To learn more about blueberries and hematite, see:

• The NASA/JPL press release about the blueberries.
• An article about the Mars blueberries by Astrobiology Magazine describes in detail the observations Opportunity made and how these results can be interpreted.
• A press release from the University of Utah comparing the Mars blueberries to hematite concretions found at Grand Staircase-Escalante National Monument in southern Utah. For the Nature article describing the study, go to the Nature website.

Standards
Grade 6
5. Organisms in ecosystems exchange energy and nutrients among themselves and with the environment. As a basis for understanding this concept:
e. Students know the number and types of organisms an ecosystem can support depends on the resources available and on abiotic factors, such as quantities of light and water, a range of temperatures, and soil composition.

Grade 7
Cell Biology
1. All living organisms are composed of cells, from just one to many trillions, whose details usually are visible only through a microscope.
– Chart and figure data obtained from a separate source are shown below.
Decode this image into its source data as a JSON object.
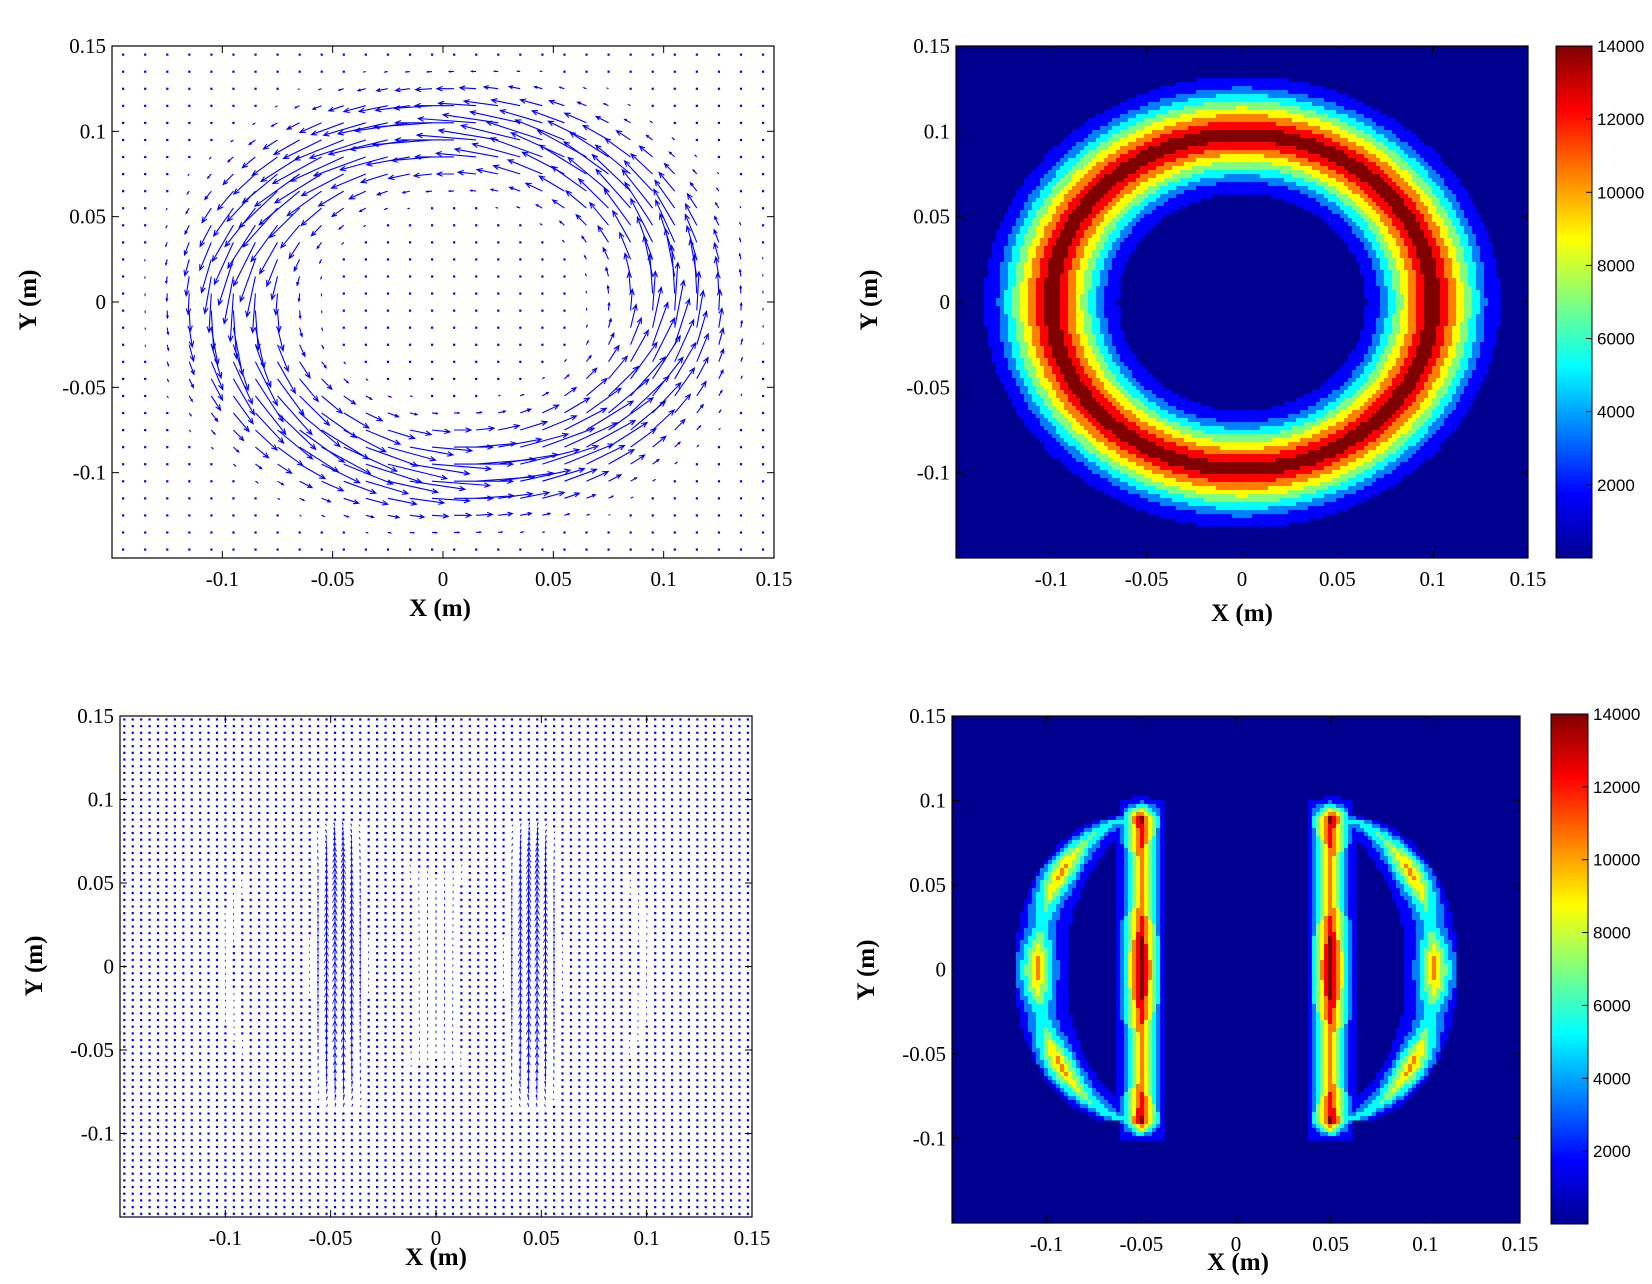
{
  "colors": {
    "arrow": "#0000ff",
    "background": "#00008f",
    "axis": "#000000",
    "colormap": [
      "#00008f",
      "#0000ff",
      "#0080ff",
      "#00ffff",
      "#80ff80",
      "#ffff00",
      "#ff8000",
      "#ff0000",
      "#800000"
    ]
  },
  "chart_data": [
    {
      "type": "quiver",
      "panel": "top-left",
      "xlabel": "X (m)",
      "ylabel": "Y (m)",
      "xlim": [
        -0.15,
        0.15
      ],
      "ylim": [
        -0.15,
        0.15
      ],
      "xticks": [
        -0.1,
        -0.05,
        0,
        0.05,
        0.1,
        0.15
      ],
      "yticks": [
        0.15,
        0.1,
        0.05,
        0,
        -0.05,
        -0.1
      ],
      "xtick_labels": [
        "-0.1",
        "-0.05",
        "0",
        "0.05",
        "0.1",
        "0.15"
      ],
      "ytick_labels": [
        "0.15",
        "0.1",
        "0.05",
        "0",
        "-0.05",
        "-0.1"
      ],
      "field": {
        "kind": "single-vortex",
        "center": [
          0.005,
          0
        ],
        "radius": [
          0.1,
          0.1
        ],
        "rotation": "counter-clockwise",
        "grid_spacing": 0.01
      }
    },
    {
      "type": "heatmap",
      "panel": "top-right",
      "xlabel": "X (m)",
      "ylabel": "Y (m)",
      "xlim": [
        -0.15,
        0.15
      ],
      "ylim": [
        -0.15,
        0.15
      ],
      "xticks": [
        -0.1,
        -0.05,
        0,
        0.05,
        0.1,
        0.15
      ],
      "yticks": [
        0.15,
        0.1,
        0.05,
        0,
        -0.05,
        -0.1
      ],
      "xtick_labels": [
        "-0.1",
        "-0.05",
        "0",
        "0.05",
        "0.1",
        "0.15"
      ],
      "ytick_labels": [
        "0.15",
        "0.1",
        "0.05",
        "0",
        "-0.05",
        "-0.1"
      ],
      "colorbar": {
        "min": 0,
        "max": 14000,
        "ticks": [
          14000,
          12000,
          10000,
          8000,
          6000,
          4000,
          2000
        ],
        "tick_labels": [
          "14000",
          "12000",
          "10000",
          "8000",
          "6000",
          "4000",
          "2000"
        ]
      },
      "structure": {
        "kind": "ring",
        "center": [
          0,
          0
        ],
        "radius": 0.1,
        "half_width": 0.036,
        "peak": 14000
      }
    },
    {
      "type": "quiver",
      "panel": "bottom-left",
      "xlabel": "X (m)",
      "ylabel": "Y (m)",
      "xlim": [
        -0.15,
        0.15
      ],
      "ylim": [
        -0.15,
        0.15
      ],
      "xticks": [
        -0.1,
        -0.05,
        0,
        0.05,
        0.1,
        0.15
      ],
      "yticks": [
        0.15,
        0.1,
        0.05,
        0,
        -0.05,
        -0.1
      ],
      "xtick_labels": [
        "-0.1",
        "-0.05",
        "0",
        "0.05",
        "0.1",
        "0.15"
      ],
      "ytick_labels": [
        "0.15",
        "0.1",
        "0.05",
        "0",
        "-0.05",
        "-0.1"
      ],
      "field": {
        "kind": "vortex-pair",
        "centers": [
          [
            -0.05,
            0
          ],
          [
            0.05,
            0
          ]
        ],
        "half_extent": [
          0.05,
          0.09
        ],
        "grid_spacing": 0.004
      }
    },
    {
      "type": "heatmap",
      "panel": "bottom-right",
      "xlabel": "X (m)",
      "ylabel": "Y (m)",
      "xlim": [
        -0.15,
        0.15
      ],
      "ylim": [
        -0.15,
        0.15
      ],
      "xticks": [
        -0.1,
        -0.05,
        0,
        0.05,
        0.1,
        0.15
      ],
      "yticks": [
        0.15,
        0.1,
        0.05,
        0,
        -0.05,
        -0.1
      ],
      "xtick_labels": [
        "-0.1",
        "-0.05",
        "0",
        "0.05",
        "0.1",
        "0.15"
      ],
      "ytick_labels": [
        "0.15",
        "0.1",
        "0.05",
        "0",
        "-0.05",
        "-0.1"
      ],
      "colorbar": {
        "min": 0,
        "max": 14000,
        "ticks": [
          14000,
          12000,
          10000,
          8000,
          6000,
          4000,
          2000
        ],
        "tick_labels": [
          "14000",
          "12000",
          "10000",
          "8000",
          "6000",
          "4000",
          "2000"
        ]
      },
      "structure": {
        "kind": "two-half-discs",
        "flat_edge_x": [
          -0.05,
          0.05
        ],
        "half_height": 0.09,
        "bulge": 0.055,
        "peak": 14000
      }
    }
  ]
}
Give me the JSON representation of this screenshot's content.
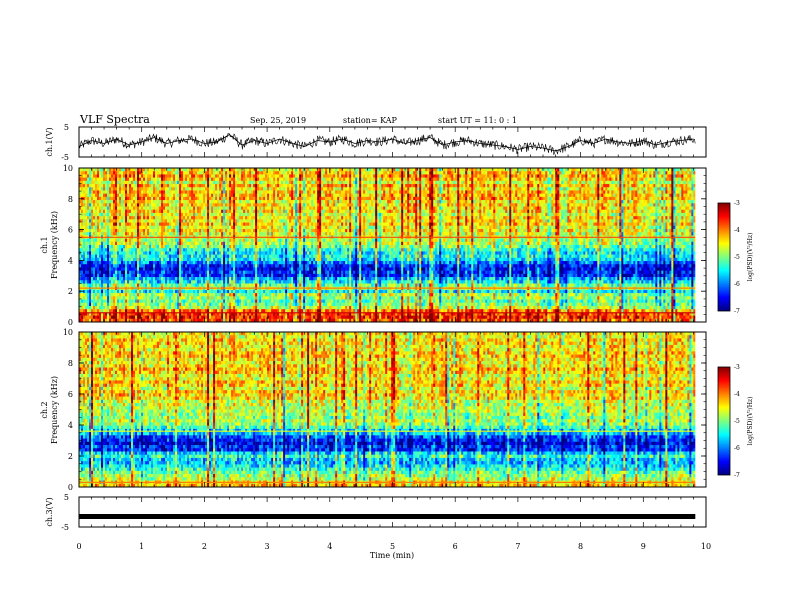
{
  "header": {
    "title": "VLF Spectra",
    "date": "Sep. 25, 2019",
    "station": "station= KAP",
    "start": "start UT =  11: 0  : 1"
  },
  "colormap": [
    "#00007f",
    "#0000ff",
    "#007fff",
    "#00ffff",
    "#7fff7f",
    "#ffff00",
    "#ff7f00",
    "#ff0000",
    "#7f0000"
  ],
  "chart_data": [
    {
      "id": "ch1-waveform",
      "type": "line",
      "ylabel": "ch.1(V)",
      "ylim": [
        -5,
        5
      ],
      "yticks": [
        "5",
        "-5"
      ],
      "xlim": [
        0,
        10
      ],
      "series": [
        {
          "x": [
            0,
            0.2,
            0.4,
            0.6,
            0.8,
            1.0,
            1.2,
            1.4,
            1.6,
            1.8,
            2.0,
            2.2,
            2.4,
            2.6,
            2.8,
            3.0,
            3.2,
            3.4,
            3.6,
            3.8,
            4.0,
            4.2,
            4.4,
            4.6,
            4.8,
            5.0,
            5.2,
            5.4,
            5.6,
            5.8,
            6.0,
            6.2,
            6.4,
            6.6,
            6.8,
            7.0,
            7.2,
            7.4,
            7.6,
            7.8,
            8.0,
            8.2,
            8.4,
            8.6,
            8.8,
            9.0,
            9.2,
            9.4,
            9.6,
            9.8
          ],
          "y": [
            -1.5,
            0.5,
            -0.5,
            1.0,
            -1.0,
            0.0,
            1.5,
            -0.5,
            0.5,
            1.0,
            -0.5,
            0.0,
            2.5,
            -1.0,
            0.5,
            -0.5,
            1.0,
            -0.5,
            -1.5,
            0.5,
            0.0,
            1.0,
            -0.5,
            0.5,
            0.0,
            1.0,
            -0.5,
            0.5,
            1.5,
            -1.0,
            0.0,
            0.5,
            -0.5,
            -1.0,
            -1.5,
            -2.5,
            -1.5,
            -2.0,
            -3.0,
            -1.5,
            0.5,
            -0.5,
            1.0,
            0.0,
            -0.5,
            0.5,
            -1.0,
            0.0,
            0.5,
            1.0
          ]
        }
      ]
    },
    {
      "id": "ch1-spectrogram",
      "type": "heatmap",
      "ylabel": "ch.1\nFrequency (kHz)",
      "ylim": [
        0,
        10
      ],
      "yticks": [
        "0",
        "2",
        "4",
        "6",
        "8",
        "10"
      ],
      "xlim": [
        0,
        9.83
      ],
      "colorbar": {
        "label": "log(PSD)(V²/Hz)",
        "range": [
          -7,
          -3
        ],
        "ticks": [
          "-3",
          "-4",
          "-5",
          "-6",
          "-7"
        ]
      },
      "profile": [
        [
          0.0,
          -3.8
        ],
        [
          0.4,
          -3.5
        ],
        [
          0.8,
          -4.0
        ],
        [
          1.0,
          -4.8
        ],
        [
          1.4,
          -5.1
        ],
        [
          1.8,
          -5.0
        ],
        [
          2.0,
          -5.6
        ],
        [
          2.2,
          -4.9
        ],
        [
          2.6,
          -5.4
        ],
        [
          3.0,
          -6.3
        ],
        [
          3.4,
          -6.6
        ],
        [
          3.8,
          -6.0
        ],
        [
          4.2,
          -5.6
        ],
        [
          4.8,
          -5.3
        ],
        [
          5.0,
          -5.0
        ],
        [
          5.6,
          -4.6
        ],
        [
          6.0,
          -4.7
        ],
        [
          6.5,
          -4.4
        ],
        [
          7.0,
          -4.6
        ],
        [
          7.5,
          -4.3
        ],
        [
          8.0,
          -4.4
        ],
        [
          8.5,
          -4.2
        ],
        [
          9.0,
          -4.5
        ],
        [
          9.5,
          -4.3
        ],
        [
          10.0,
          -4.4
        ]
      ],
      "lines": [
        [
          0.6,
          -3.3
        ],
        [
          2.2,
          -4.0
        ],
        [
          5.5,
          -3.8
        ]
      ]
    },
    {
      "id": "ch2-spectrogram",
      "type": "heatmap",
      "ylabel": "ch.2\nFrequency (kHz)",
      "ylim": [
        0,
        10
      ],
      "yticks": [
        "0",
        "2",
        "4",
        "6",
        "8",
        "10"
      ],
      "xlim": [
        0,
        9.83
      ],
      "colorbar": {
        "label": "log(PSD)(V²/Hz)",
        "range": [
          -7,
          -3
        ],
        "ticks": [
          "-3",
          "-4",
          "-5",
          "-6",
          "-7"
        ]
      },
      "profile": [
        [
          0.0,
          -4.2
        ],
        [
          0.4,
          -4.5
        ],
        [
          0.8,
          -5.0
        ],
        [
          1.2,
          -5.4
        ],
        [
          1.6,
          -5.7
        ],
        [
          2.0,
          -5.5
        ],
        [
          2.4,
          -6.3
        ],
        [
          2.8,
          -6.5
        ],
        [
          3.2,
          -6.3
        ],
        [
          3.6,
          -5.6
        ],
        [
          4.0,
          -5.0
        ],
        [
          4.6,
          -4.8
        ],
        [
          5.2,
          -4.6
        ],
        [
          6.0,
          -4.5
        ],
        [
          7.0,
          -4.4
        ],
        [
          8.0,
          -4.3
        ],
        [
          9.0,
          -4.4
        ],
        [
          10.0,
          -4.4
        ]
      ],
      "lines": [
        [
          0.3,
          -4.0
        ],
        [
          3.6,
          -4.6
        ]
      ]
    },
    {
      "id": "ch3-waveform",
      "type": "line",
      "ylabel": "ch.3(V)",
      "ylim": [
        -5,
        5
      ],
      "yticks": [
        "5",
        "-5"
      ],
      "xlim": [
        0,
        10
      ],
      "series": [
        {
          "x": [
            0,
            9.83
          ],
          "y": [
            -1.5,
            -1.5
          ]
        }
      ]
    }
  ],
  "xaxis": {
    "label": "Time (min)",
    "ticks": [
      "0",
      "1",
      "2",
      "3",
      "4",
      "5",
      "6",
      "7",
      "8",
      "9",
      "10"
    ],
    "range": [
      0,
      10
    ]
  }
}
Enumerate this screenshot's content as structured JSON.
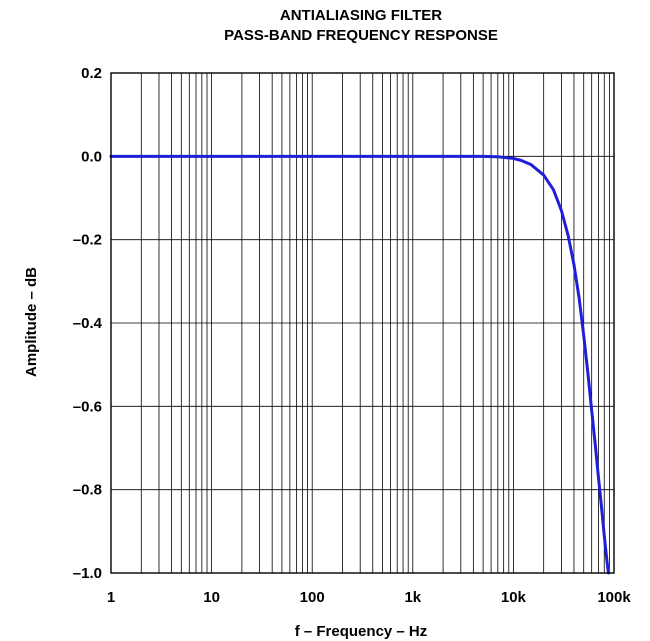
{
  "chart_data": {
    "type": "line",
    "title": "ANTIALIASING FILTER",
    "subtitle": "PASS-BAND FREQUENCY RESPONSE",
    "xlabel": "f – Frequency – Hz",
    "ylabel": "Amplitude – dB",
    "x_scale": "log",
    "xlim": [
      1,
      100000
    ],
    "ylim": [
      -1.0,
      0.2
    ],
    "grid": true,
    "x_tick_values": [
      1,
      10,
      100,
      1000,
      10000,
      100000
    ],
    "x_tick_labels": [
      "1",
      "10",
      "100",
      "1k",
      "10k",
      "100k"
    ],
    "y_tick_values": [
      0.2,
      0.0,
      -0.2,
      -0.4,
      -0.6,
      -0.8,
      -1.0
    ],
    "y_tick_labels": [
      "0.2",
      "0.0",
      "–0.2",
      "–0.4",
      "–0.6",
      "–0.8",
      "–1.0"
    ],
    "series": [
      {
        "color": "#1f1fd8",
        "x": [
          1,
          10,
          100,
          1000,
          3000,
          5000,
          7000,
          10000,
          12000,
          15000,
          20000,
          25000,
          30000,
          35000,
          40000,
          45000,
          50000,
          55000,
          60000,
          65000,
          70000,
          75000,
          80000,
          85000,
          88000
        ],
        "y": [
          0.0,
          0.0,
          0.0,
          0.0,
          0.0,
          0.0,
          -0.001,
          -0.005,
          -0.01,
          -0.02,
          -0.045,
          -0.08,
          -0.13,
          -0.19,
          -0.26,
          -0.34,
          -0.43,
          -0.52,
          -0.61,
          -0.69,
          -0.77,
          -0.84,
          -0.91,
          -0.97,
          -1.0
        ]
      }
    ]
  }
}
Structure and Function in Living Systems
5. The anatomy and physiology of plants and animals illustrate the complementary nature of structure and function. As a basis for understanding this concept:
a. Students know plants and animals have levels of organization for structure and function, including cells, tissues, organs, organ systems, and the whole organism.

Grade 8
Chemistry of Living Systems (Life Sciences)
6. Principles of chemistry underlie the functioning of biological systems. As a basis for understanding this concept:
a. Students know that carbon, because of its ability to combine in many ways with itself and other elements, has a central role in the chemistry of living organisms.
b. Students know that living organisms are made of molecules consisting largely of carbon, hydrogen, nitrogen, oxygen, phosphorus, and sulfur.       
c. Students know that living organisms have many different kinds of molecules, including small ones, such as water and salt, and very large ones, such as carbohydrates, fats, proteins, and DNA.

Grades 9-12 Biology
Cell Biology
1. The fundamental life processes of plants and animals depend on a variety of chemical reactions that occur in specialized areas of the organism's cells. As a basis for understanding this concept:
a. Students know cells are enclosed within semipermeable membranes that regulate their interaction with their surroundings.
b. Students know enzymes are proteins that catalyze biochemical reactions without altering the reaction equilibrium and the activities of enzymes depend on the temperature, ionic conditions, and the pH of the surroundings.
h. Students know most macromolecules (polysaccharides, nucleic acids, proteins, lipids) in cells and organisms are synthesized from a small collection of simple precursors.

Grades 9-12 Chemistry
Organic Chemistry and Biochemistry
10. The bonding characteristics of carbon allow the formation of many different organic molecules of varied sizes, shapes, and chemical properties and provide the biochemical basis of life. As a basis for understanding this concept:
a. Students know large molecules (polymers), such as proteins, nucleic acids, and starch, are formed by repetitive combinations of simple subunits.
b. Students know the bonding characteristics of carbon that result in the formation of a large variety of structures ranging from simple hydrocarbons to complex polymers and biological molecules.
c. Students know amino acids are the building blocks of proteins.

All Grades
Investigation and Experimentation
7. Scientific progress is made by asking meaningful questions and conducting careful investigations. As a basis for understanding this concept and addressing the content in the other three strands, students should develop their own questions and perform investigations. Students will:
a. Select and use appropriate tools and technology (including calculators, computers, balances, spring scales, microscopes, and binoculars) to perform tests, collect data, and display data.
e. Communicate the steps and results from an investigation in written reports and oral presentations.